Cursor Scales Coding Agents

Link: Scaling long-running autonomous coding

Cursor experimented for weeks with hundreds of parallel coding agents running autonomously over extended periods—some for several weeks straight. After failed attempts with self-coordination, they landed on a Planner/Worker model: Planners create tasks, Workers execute them, a Judge decides whether to continue.

The Examples

Web Browser from scratch (1M+ LoC, ~1 week) → Web Platform Conformance Tests as success criterion
Solid→React Migration (+266K/-193K edits, 3+ weeks) → existing code must work the same
Java LSP (550K LoC) → Language Server Protocol Spec
Windows 7 Emulator (1.2M LoC) → known behavior
Excel Clone (1.6M LoC) → known behavior

My Take

These are all projects with clear success criteria—either there’s a spec (Browser, LSP), a test suite, or known behavior to replicate. Coding agents are good at solving “implement the spec.” What I don’t see: how well does this work for a novel product?

Interesting Quote

“The right amount of structure is somewhere in the middle. Too little structure and agents conflict, duplicate work, and drift. Too much structure creates fragility.”
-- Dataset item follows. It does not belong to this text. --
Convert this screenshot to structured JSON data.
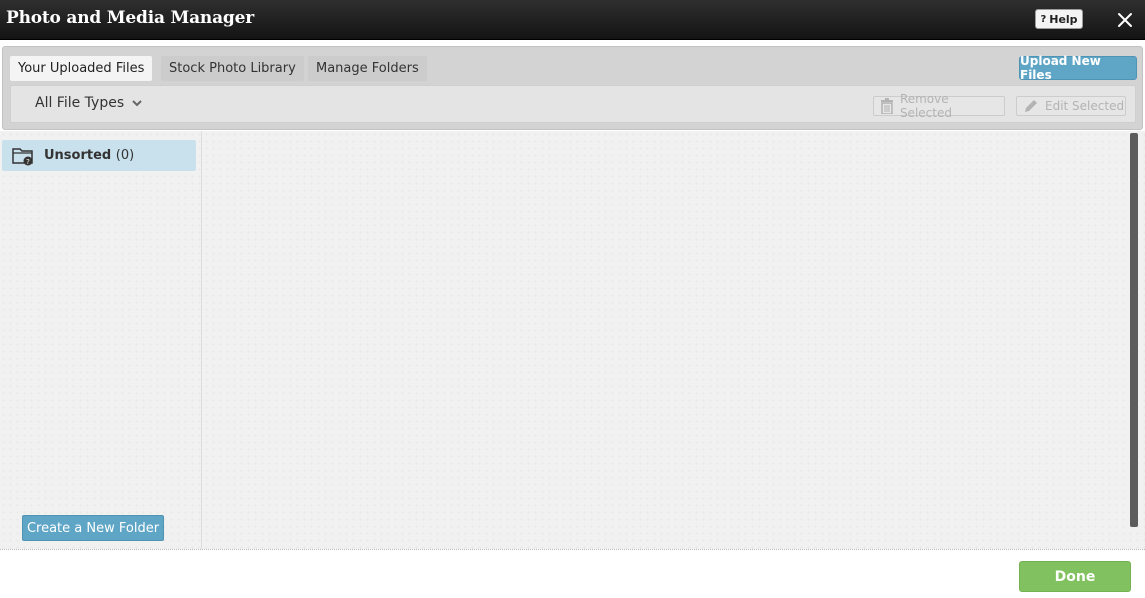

Funny enough, I read the same thing in Sutherland’s Scrum handbook—about human teams. The challenges in agent coordination are apparently the same as with humans.

Update: Implied Success

The browser from the example doesn’t build and never did. Interesting, because the blog post never explicitly claims it works—but strongly implies it:

“Cursor never says ’this browser is production-ready’, but they do frame it as ‘building a web browser from scratch’ and ‘meaningful progress’ and then use a screenshot and ’extremely difficult’ language, wanting to give the impression that this experiment actually was a success.”

Classic marketing: impressive numbers (1M+ LoC!) and screenshots, but no verifiable results.